Background: Adipocyte death occurs in prolonged overnutrition and obesity. This is hypothesized to be a potent inducer of adipose tissue inflammation, which is associated with loss of glucose control, a hallmark of type 2 diabetes. Caspase-8 is a key effector in the apoptotic pathway and possesses additional non-apoptotic roles, including promoting activation of pro-inflammatory nuclear factor κB signaling. Previously, we demonstrated that caspase-8 expression is increased in adipose tissue of mice and humans with obesity and insulin resistance, highlighting a critical role of caspase-8 in these settings. Additionally, we demonstrated that adipose tissue-specific disruption of caspase-8 using an adipocyte protein 2 (aP2)-CreLoxP recombination system reduced weight gain on high fat diet (HFD), and improved adiposity, glucose tolerance, and adipose tissue inflammation in mice. To further this work, the objective of this study was to investigate the role of caspase-8 more specifically in adipocytes and in the regulation of adipose tissue homeostasis.

METHODS AND RESULTS: Mice with adipocyte-specific disruption of caspase-8 were generated using the alternate adiponectin-Cre-LoxP recombination system (adipoqCre+Casp8fl/fl), which is highly specific to adipocytes. Littermates were used as controls. Mice were placed on 16-20 weeks of 60% high fat diet (HFD) as a model of diet-induced obesity.
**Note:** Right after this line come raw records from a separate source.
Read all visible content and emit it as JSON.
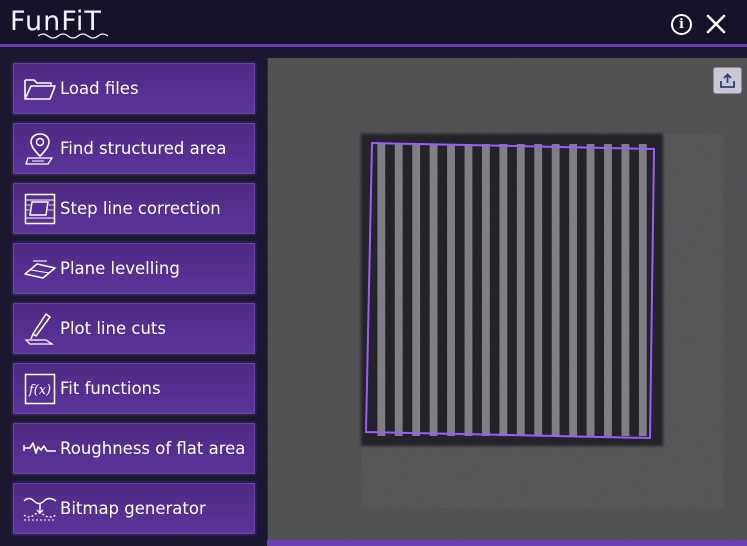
{
  "app": {
    "title": "FunFiT",
    "accent_color": "#6a3fb5",
    "button_color": "#54308c"
  },
  "titlebar": {
    "info_icon": "info-icon",
    "close_icon": "close-icon",
    "info_glyph": "i"
  },
  "sidebar": {
    "items": [
      {
        "label": "Load files",
        "icon": "folder-icon"
      },
      {
        "label": "Find structured area",
        "icon": "map-pin-icon"
      },
      {
        "label": "Step line correction",
        "icon": "step-correction-icon"
      },
      {
        "label": "Plane levelling",
        "icon": "plane-icon"
      },
      {
        "label": "Plot line cuts",
        "icon": "knife-cut-icon"
      },
      {
        "label": "Fit functions",
        "icon": "function-icon"
      },
      {
        "label": "Roughness of flat area",
        "icon": "roughness-icon"
      },
      {
        "label": "Bitmap generator",
        "icon": "bitmap-icon"
      }
    ]
  },
  "viewer": {
    "export_icon": "export-icon",
    "selection_color": "#9a5cff",
    "stripe_count": 16
  }
}
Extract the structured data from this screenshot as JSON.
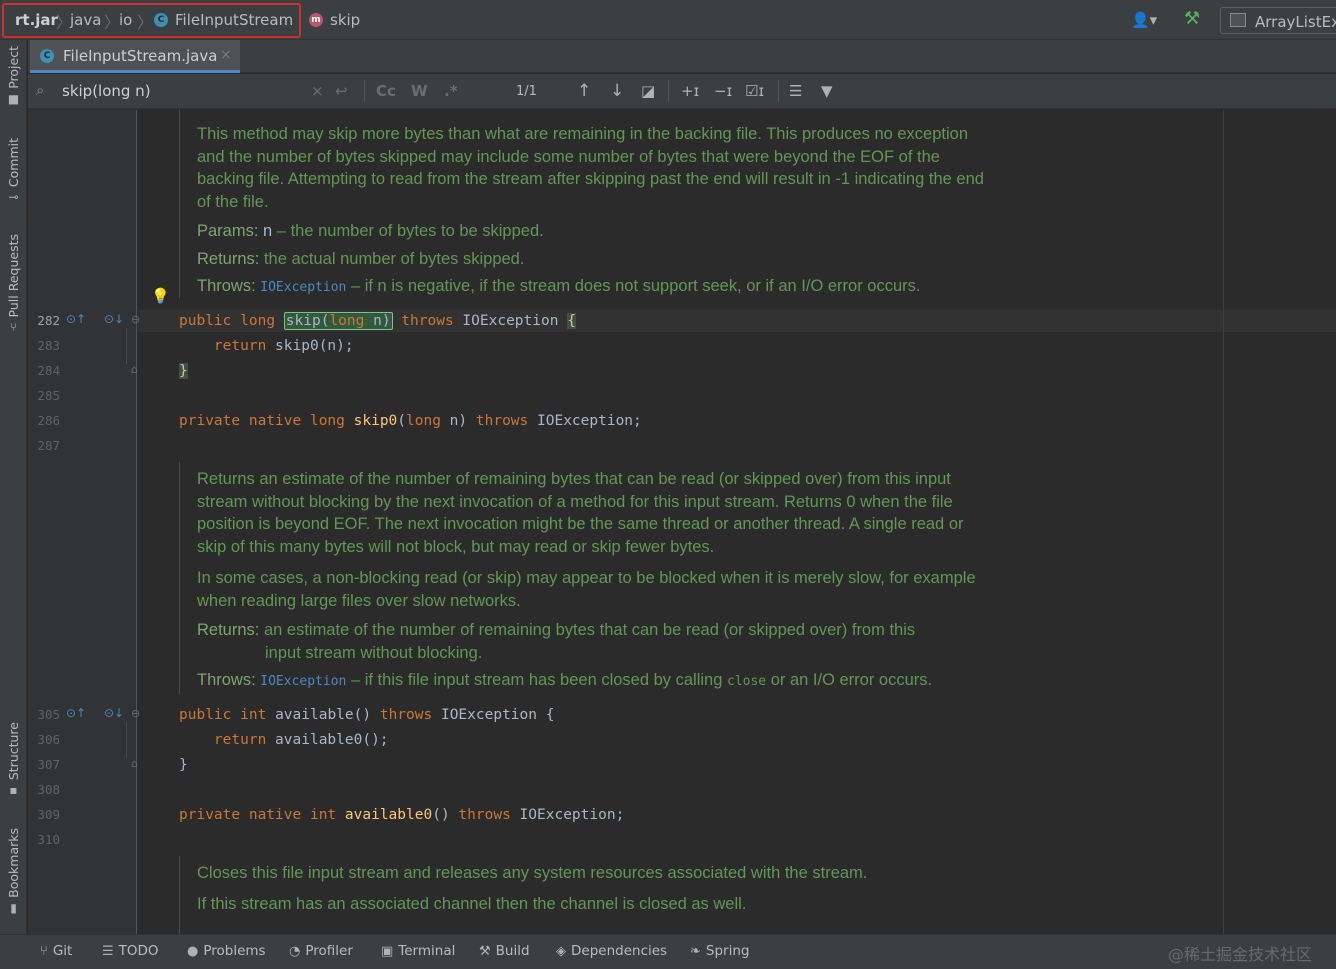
{
  "navbar": {
    "breadcrumbs": [
      "rt.jar",
      "java",
      "io",
      "FileInputStream",
      "skip"
    ],
    "class_icon_letter": "C",
    "method_icon_letter": "m",
    "run_config": "ArrayListEx",
    "colors": {
      "highlight_border": "#c8312f",
      "build_icon": "#5fb35f"
    }
  },
  "left_tools": [
    "Project",
    "Commit",
    "Pull Requests",
    "Structure",
    "Bookmarks"
  ],
  "tabs": [
    {
      "label": "FileInputStream.java",
      "active": true
    }
  ],
  "find": {
    "query": "skip(long n)",
    "case_label": "Cc",
    "word_label": "W",
    "regex_label": ".*",
    "count": "1/1"
  },
  "gutter": {
    "lines": [
      "282",
      "283",
      "284",
      "285",
      "286",
      "287",
      "305",
      "306",
      "307",
      "308",
      "309",
      "310"
    ]
  },
  "doc1": {
    "p1": "This method may skip more bytes than what are remaining in the backing file. This produces no exception and the number of bytes skipped may include some number of bytes that were beyond the EOF of the backing file. Attempting to read from the stream after skipping past the end will result in -1 indicating the end of the file.",
    "params_tag": "Params:",
    "params_name": "n",
    "params_desc": " – the number of bytes to be skipped.",
    "returns_tag": "Returns:",
    "returns_desc": "the actual number of bytes skipped.",
    "throws_tag": "Throws:",
    "throws_link": "IOException",
    "throws_desc": " – if n is negative, if the stream does not support seek, or if an I/O error occurs."
  },
  "code1": {
    "l282_public": "public",
    "l282_long": "long",
    "l282_skip": "skip(",
    "l282_long2": "long",
    "l282_n": " n)",
    "l282_throws": "throws",
    "l282_exc": "IOException",
    "l282_brace": "{",
    "l283_return": "return",
    "l283_call": "skip0(n);",
    "l284_brace": "}",
    "l286_private": "private",
    "l286_native": "native",
    "l286_long": "long",
    "l286_fn": "skip0",
    "l286_open": "(",
    "l286_long2": "long",
    "l286_n": " n)",
    "l286_throws": "throws",
    "l286_exc": "IOException;"
  },
  "doc2": {
    "p1": "Returns an estimate of the number of remaining bytes that can be read (or skipped over) from this input stream without blocking by the next invocation of a method for this input stream. Returns 0 when the file position is beyond EOF. The next invocation might be the same thread or another thread. A single read or skip of this many bytes will not block, but may read or skip fewer bytes.",
    "p2": "In some cases, a non-blocking read (or skip) may appear to be blocked when it is merely slow, for example when reading large files over slow networks.",
    "returns_tag": "Returns:",
    "returns_desc_1": "an estimate of the number of remaining bytes that can be read (or skipped over) from this",
    "returns_desc_2": "input stream without blocking.",
    "throws_tag": "Throws:",
    "throws_link": "IOException",
    "throws_desc_a": " – if this file input stream has been closed by calling ",
    "throws_code": "close",
    "throws_desc_b": " or an I/O error occurs."
  },
  "code2": {
    "l305_public": "public",
    "l305_int": "int",
    "l305_fn": "available",
    "l305_paren": "()",
    "l305_throws": "throws",
    "l305_exc": "IOException {",
    "l306_return": "return",
    "l306_call": "available0();",
    "l307_brace": "}",
    "l309_private": "private",
    "l309_native": "native",
    "l309_int": "int",
    "l309_fn": "available0",
    "l309_paren": "()",
    "l309_throws": "throws",
    "l309_exc": "IOException;"
  },
  "doc3": {
    "p1": "Closes this file input stream and releases any system resources associated with the stream.",
    "p2": "If this stream has an associated channel then the channel is closed as well."
  },
  "bottom_tools": [
    "Git",
    "TODO",
    "Problems",
    "Profiler",
    "Terminal",
    "Build",
    "Dependencies",
    "Spring"
  ],
  "watermark": "@稀土掘金技术社区"
}
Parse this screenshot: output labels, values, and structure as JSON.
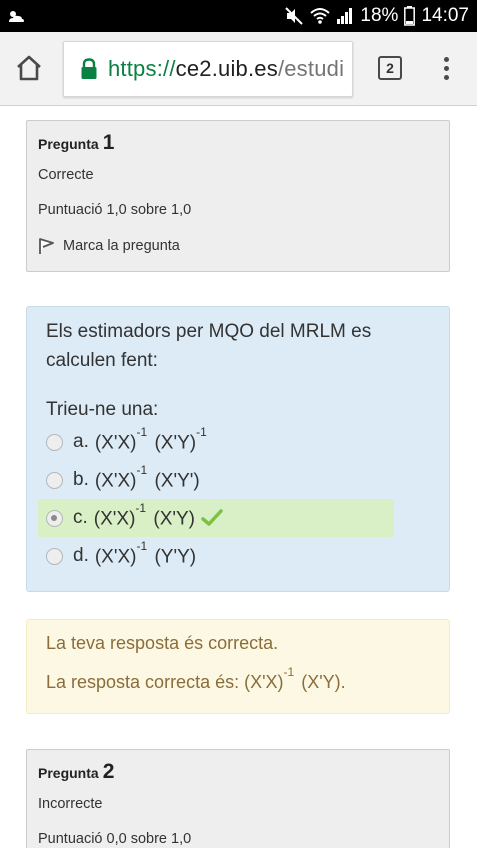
{
  "status_bar": {
    "battery": "18%",
    "time": "14:07",
    "icons": [
      "weather-cloud-sun-icon",
      "mute-icon",
      "wifi-icon",
      "signal-icon",
      "battery-icon"
    ]
  },
  "browser": {
    "url_scheme": "https://",
    "url_host": "ce2.uib.es",
    "url_rest": "/estudi",
    "tab_count": "2",
    "secure_color": "#0b8043"
  },
  "question1": {
    "label": "Pregunta",
    "number": "1",
    "state": "Correcte",
    "grade": "Puntuació 1,0 sobre 1,0",
    "flag_text": "Marca la pregunta",
    "text": "Els estimadors per MQO del MRLM es calculen fent:",
    "prompt": "Trieu-ne una:",
    "answers": [
      {
        "letter": "a.",
        "p1": "(X'X)",
        "e1": "-1",
        "p2": "(X'Y)",
        "e2": "-1",
        "selected": false
      },
      {
        "letter": "b.",
        "p1": "(X'X)",
        "e1": "-1",
        "p2": "(X'Y')",
        "e2": "",
        "selected": false
      },
      {
        "letter": "c.",
        "p1": "(X'X)",
        "e1": "-1",
        "p2": "(X'Y)",
        "e2": "",
        "selected": true
      },
      {
        "letter": "d.",
        "p1": "(X'X)",
        "e1": "-1",
        "p2": "(Y'Y)",
        "e2": "",
        "selected": false
      }
    ],
    "feedback_correct": "La teva resposta és correcta.",
    "feedback_answer_prefix": "La resposta correcta és: (X'X)",
    "feedback_answer_exp": "-1",
    "feedback_answer_suffix": " (X'Y).",
    "colors": {
      "info_bg": "#eeeeee",
      "formulation_bg": "#dcebf5",
      "selected_bg": "#d9f0c6",
      "feedback_bg": "#fcf8e3",
      "feedback_text": "#8a6d3b",
      "check": "#7cc142"
    }
  },
  "question2": {
    "label": "Pregunta",
    "number": "2",
    "state": "Incorrecte",
    "grade": "Puntuació 0,0 sobre 1,0"
  }
}
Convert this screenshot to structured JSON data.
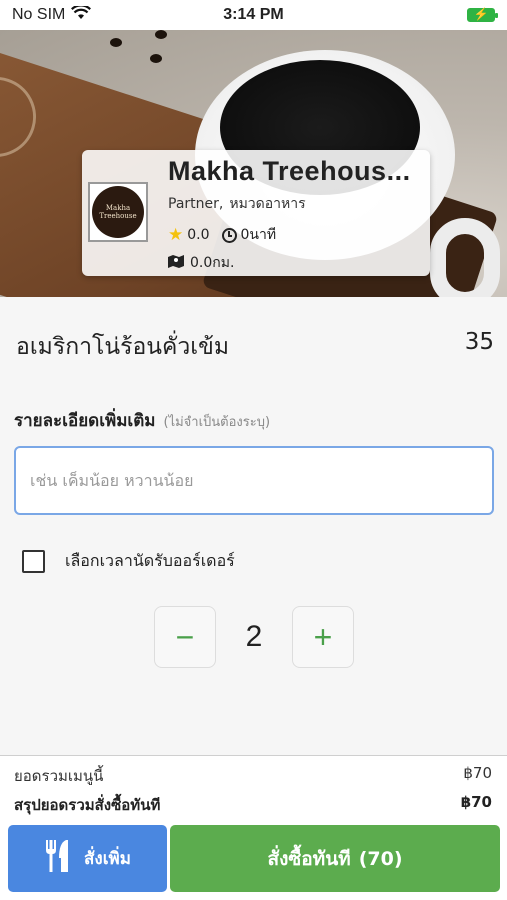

In line with previous findings, caspase-8 protein levels were increased in perigonadal fat of diet-induced obese wild-type mice fed HFD compared to lean controls fed normal chow diet. Mice with adipocyte-specific disruption of caspase-8 exhibited decreased adiposity, specifically decreased inguinal, perigonadal, and perirenal fat pad weight compared to littermate controls. These mice also had increased interscapular (brown) fat pad weight. In parallel, increased expression of genes associated with adipose tissue thermogenesis was observed in perigonadal fat of mice with caspase-8 disruption. Furthermore, in keeping with changes in adiposity, Lep gene expression was also decreased in perigonadal fat of these mice.

Conclusion: Findings from this study demonstrate an adipocyte-specific role of caspase-8 in regulating adiposity. Both aP2-Cre and adiponectin-Cre-mediated disruption of caspase-8 in adipose tissue and adipocytes show an important role of caspase-8 in diet-induced obesity. Disruption of adipocyte caspase-8 may be an interesting therapeutic target for obesity or type 2 diabetes, both of which are major healthcare issues.